The world is facing a severe challenge to limit the global average temperature increase below 2 °C, preferably to 1.5 °C. Amidst the drive towards reduced energy consumption and technologies for CO2 management, the impacts of climate change on droughts and water scarcity are getting more and more severe. Researchers from School of Mechanical Engineering at Shanghai Jiao Tong University are proposing a conceptually new idea in a study published on May 5 in the journal Science to simultaneously cool the air and generate water from the atmosphere in places that are both hot and dry.
“Dry and warm places pose a real challenge for us researchers owing to their ambient characteristics, i.e., extremely high ambient temperatures and low moisture in the air,” says senior author Prof. Ruzhu Wang from School of Mechanical Engineering at Shanghai Jiao Tong University, who is active in research related to atmospheric water generation and materials that can passively cool itself. “We had to look at existing technologies and properties of such places. Then, we realized how certain technologies could benefit if combined in the right way from a holistic point of view when placed in such harsh conditions”.
To make the idea as versatile as possible, the authors proposed a combination of three technologies on a system level.

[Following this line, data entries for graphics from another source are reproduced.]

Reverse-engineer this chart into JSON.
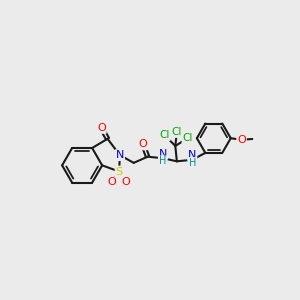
{
  "background_color": "#ebebeb",
  "bond_color": "#1a1a1a",
  "atom_colors": {
    "O": "#ff0000",
    "N": "#0000cc",
    "S": "#cccc00",
    "Cl": "#00aa00",
    "H": "#009090",
    "C": "#1a1a1a"
  },
  "figsize": [
    3.0,
    3.0
  ],
  "dpi": 100
}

The first is related to hygroscopic materials that can attract water vapor at ambient or sub-ambient temperatures from the air and release it under elevated temperature by using solar thermal or heat pump heating. When gaseous water molecules are attached to these materials, heat is released. In addition, for comfortable air-conditioning, the temperature of the air needs to be cooled as well. Hence, the authors proposed cooling energy generation using two approaches. The first one is entirely passive, owing to the unique optical properties of photonic materials that can simultaneously reflect sun rays while ejecting heat to the cold universe. “The heat rejection using these materials works very well in places with low moisture in the atmosphere, which is beneficial for dual-use devices in such ambients,” says Dr. Primož Poredoš, the first author of this paper.

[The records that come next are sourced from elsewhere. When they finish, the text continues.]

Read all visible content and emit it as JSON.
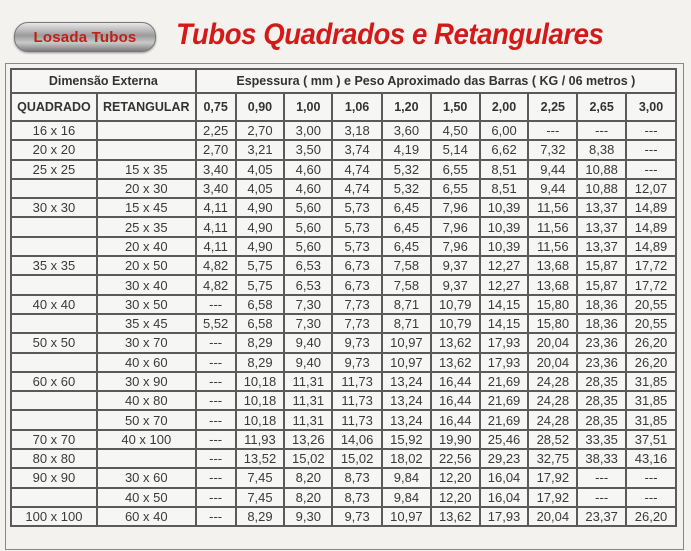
{
  "logo": {
    "text": "Losada Tubos"
  },
  "title": "Tubos Quadrados e Retangulares",
  "header": {
    "dimensao": "Dimensão Externa",
    "espessura": "Espessura ( mm ) e Peso Aproximado das Barras ( KG / 06 metros )",
    "quadrado": "QUADRADO",
    "retangular": "RETANGULAR",
    "thicknesses": [
      "0,75",
      "0,90",
      "1,00",
      "1,06",
      "1,20",
      "1,50",
      "2,00",
      "2,25",
      "2,65",
      "3,00"
    ]
  },
  "rows": [
    {
      "q": "16 x 16",
      "r": "",
      "v": [
        "2,25",
        "2,70",
        "3,00",
        "3,18",
        "3,60",
        "4,50",
        "6,00",
        "---",
        "---",
        "---"
      ]
    },
    {
      "q": "20 x 20",
      "r": "",
      "v": [
        "2,70",
        "3,21",
        "3,50",
        "3,74",
        "4,19",
        "5,14",
        "6,62",
        "7,32",
        "8,38",
        "---"
      ]
    },
    {
      "q": "25 x 25",
      "r": "15 x 35",
      "v": [
        "3,40",
        "4,05",
        "4,60",
        "4,74",
        "5,32",
        "6,55",
        "8,51",
        "9,44",
        "10,88",
        "---"
      ]
    },
    {
      "q": "",
      "r": "20 x 30",
      "v": [
        "3,40",
        "4,05",
        "4,60",
        "4,74",
        "5,32",
        "6,55",
        "8,51",
        "9,44",
        "10,88",
        "12,07"
      ]
    },
    {
      "q": "30 x 30",
      "r": "15 x 45",
      "v": [
        "4,11",
        "4,90",
        "5,60",
        "5,73",
        "6,45",
        "7,96",
        "10,39",
        "11,56",
        "13,37",
        "14,89"
      ]
    },
    {
      "q": "",
      "r": "25 x 35",
      "v": [
        "4,11",
        "4,90",
        "5,60",
        "5,73",
        "6,45",
        "7,96",
        "10,39",
        "11,56",
        "13,37",
        "14,89"
      ]
    },
    {
      "q": "",
      "r": "20 x 40",
      "v": [
        "4,11",
        "4,90",
        "5,60",
        "5,73",
        "6,45",
        "7,96",
        "10,39",
        "11,56",
        "13,37",
        "14,89"
      ]
    },
    {
      "q": "35 x 35",
      "r": "20 x 50",
      "v": [
        "4,82",
        "5,75",
        "6,53",
        "6,73",
        "7,58",
        "9,37",
        "12,27",
        "13,68",
        "15,87",
        "17,72"
      ]
    },
    {
      "q": "",
      "r": "30 x 40",
      "v": [
        "4,82",
        "5,75",
        "6,53",
        "6,73",
        "7,58",
        "9,37",
        "12,27",
        "13,68",
        "15,87",
        "17,72"
      ]
    },
    {
      "q": "40 x 40",
      "r": "30 x 50",
      "v": [
        "---",
        "6,58",
        "7,30",
        "7,73",
        "8,71",
        "10,79",
        "14,15",
        "15,80",
        "18,36",
        "20,55"
      ]
    },
    {
      "q": "",
      "r": "35 x 45",
      "v": [
        "5,52",
        "6,58",
        "7,30",
        "7,73",
        "8,71",
        "10,79",
        "14,15",
        "15,80",
        "18,36",
        "20,55"
      ]
    },
    {
      "q": "50 x 50",
      "r": "30 x 70",
      "v": [
        "---",
        "8,29",
        "9,40",
        "9,73",
        "10,97",
        "13,62",
        "17,93",
        "20,04",
        "23,36",
        "26,20"
      ]
    },
    {
      "q": "",
      "r": "40 x 60",
      "v": [
        "---",
        "8,29",
        "9,40",
        "9,73",
        "10,97",
        "13,62",
        "17,93",
        "20,04",
        "23,36",
        "26,20"
      ]
    },
    {
      "q": "60 x 60",
      "r": "30 x 90",
      "v": [
        "---",
        "10,18",
        "11,31",
        "11,73",
        "13,24",
        "16,44",
        "21,69",
        "24,28",
        "28,35",
        "31,85"
      ]
    },
    {
      "q": "",
      "r": "40 x 80",
      "v": [
        "---",
        "10,18",
        "11,31",
        "11,73",
        "13,24",
        "16,44",
        "21,69",
        "24,28",
        "28,35",
        "31,85"
      ]
    },
    {
      "q": "",
      "r": "50 x 70",
      "v": [
        "---",
        "10,18",
        "11,31",
        "11,73",
        "13,24",
        "16,44",
        "21,69",
        "24,28",
        "28,35",
        "31,85"
      ]
    },
    {
      "q": "70 x 70",
      "r": "40 x 100",
      "v": [
        "---",
        "11,93",
        "13,26",
        "14,06",
        "15,92",
        "19,90",
        "25,46",
        "28,52",
        "33,35",
        "37,51"
      ]
    },
    {
      "q": "80 x 80",
      "r": "",
      "v": [
        "---",
        "13,52",
        "15,02",
        "15,02",
        "18,02",
        "22,56",
        "29,23",
        "32,75",
        "38,33",
        "43,16"
      ]
    },
    {
      "q": "90 x 90",
      "r": "30 x 60",
      "v": [
        "---",
        "7,45",
        "8,20",
        "8,73",
        "9,84",
        "12,20",
        "16,04",
        "17,92",
        "---",
        "---"
      ]
    },
    {
      "q": "",
      "r": "40 x 50",
      "v": [
        "---",
        "7,45",
        "8,20",
        "8,73",
        "9,84",
        "12,20",
        "16,04",
        "17,92",
        "---",
        "---"
      ]
    },
    {
      "q": "100 x 100",
      "r": "60 x 40",
      "v": [
        "---",
        "8,29",
        "9,30",
        "9,73",
        "10,97",
        "13,62",
        "17,93",
        "20,04",
        "23,37",
        "26,20"
      ]
    }
  ]
}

The other source of cooling energy can be provided by heat pumps, where heat from above mentioned heat sources is pumped to the high-temperature heat sink. “Heat pumps allow us to purposefully use the pumped heat, i.e., to eject the stored water in hygroscopic materials that are full of water if we add heat at high temperature,” explains Dr. Poredoš. The primary purpose of hot vapor generation is to increase its dew point temperature significantly higher than the ambient temperature, thus generated water vapor could condense easily, perhaps only using ambient conditions. Similar conditions can be observed when cooking, where vapor mist condenses on the metal surfaces all around us. “In addition, the water release process can also be easily coupled with a solar thermal collector,” adds prof. Wang, “since warm and dry places are typically abundant with the sun radiation”.

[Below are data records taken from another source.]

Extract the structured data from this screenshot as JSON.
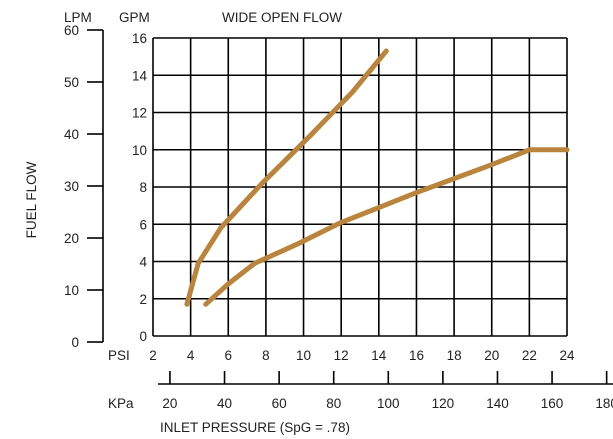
{
  "chart_data": {
    "type": "line",
    "title": "WIDE OPEN FLOW",
    "ylabel": "FUEL FLOW",
    "xlabel": "INLET PRESSURE (SpG = .78)",
    "y_primary": {
      "unit": "GPM",
      "ylim": [
        0,
        16
      ],
      "ticks": [
        "0",
        "2",
        "4",
        "6",
        "8",
        "10",
        "12",
        "14",
        "16"
      ]
    },
    "y_secondary": {
      "unit": "LPM",
      "ylim": [
        0,
        60
      ],
      "ticks": [
        "0",
        "10",
        "20",
        "30",
        "40",
        "50",
        "60"
      ]
    },
    "x_primary": {
      "unit": "PSI",
      "xlim": [
        2,
        24
      ],
      "ticks": [
        "2",
        "4",
        "6",
        "8",
        "10",
        "12",
        "14",
        "16",
        "18",
        "20",
        "22",
        "24"
      ]
    },
    "x_secondary": {
      "unit": "KPa",
      "ticks": [
        "20",
        "40",
        "60",
        "80",
        "100",
        "120",
        "140",
        "160",
        "180"
      ]
    },
    "grid": true,
    "line_color": "#B8843E",
    "series": [
      {
        "x": [
          3.8,
          4.4,
          5.6,
          7.8,
          10.4,
          12.6,
          14.4
        ],
        "y": [
          1.7,
          3.9,
          5.8,
          8.2,
          10.8,
          13.1,
          15.3
        ]
      },
      {
        "x": [
          4.8,
          6.0,
          7.4,
          9.6,
          12.0,
          16.0,
          20.0,
          22.0,
          24.0
        ],
        "y": [
          1.7,
          2.8,
          3.9,
          4.9,
          6.1,
          7.7,
          9.2,
          10.0,
          10.0
        ]
      }
    ]
  }
}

The proposed concept needs to be addressed from the point of view of actual prototypes to the comparison with stand-alone devices that produce water and conditioned air. “Atmospheric water harvesting is a very attractive way to produce freshwater anywhere, anytime. However, thermal engineering scientists must seek a way to combine this technology with other technologies that are used every day in our lives”, says Prof. Wang. Various research teams might propose their own devices, “which then need to be evaluated according to how much the material is needed, what is the overall costs, and how much space such a dual-use device requires.” Looking ahead, integrating atmospheric water harvesting with other technologies is obviously needed, from the monetary aspect, especially to gain further attraction among stakeholders and policymakers.
Immense progress in material and thermal science brought us exceptional novel hygroscopic materials and daytime radiative sky cooling coatings. Both exceptional energy materials may be integrated with desiccant-based heat pumps. “Our predecessors produced fresh water and cold by ice harvesting from frozen lakes using primitive tools. Their inspiration serves as a reminder that the dual-use nature of devices is right at our fingertips, given the abundance of sophisticated equipment at our disposal,” concludes Prof. Wang.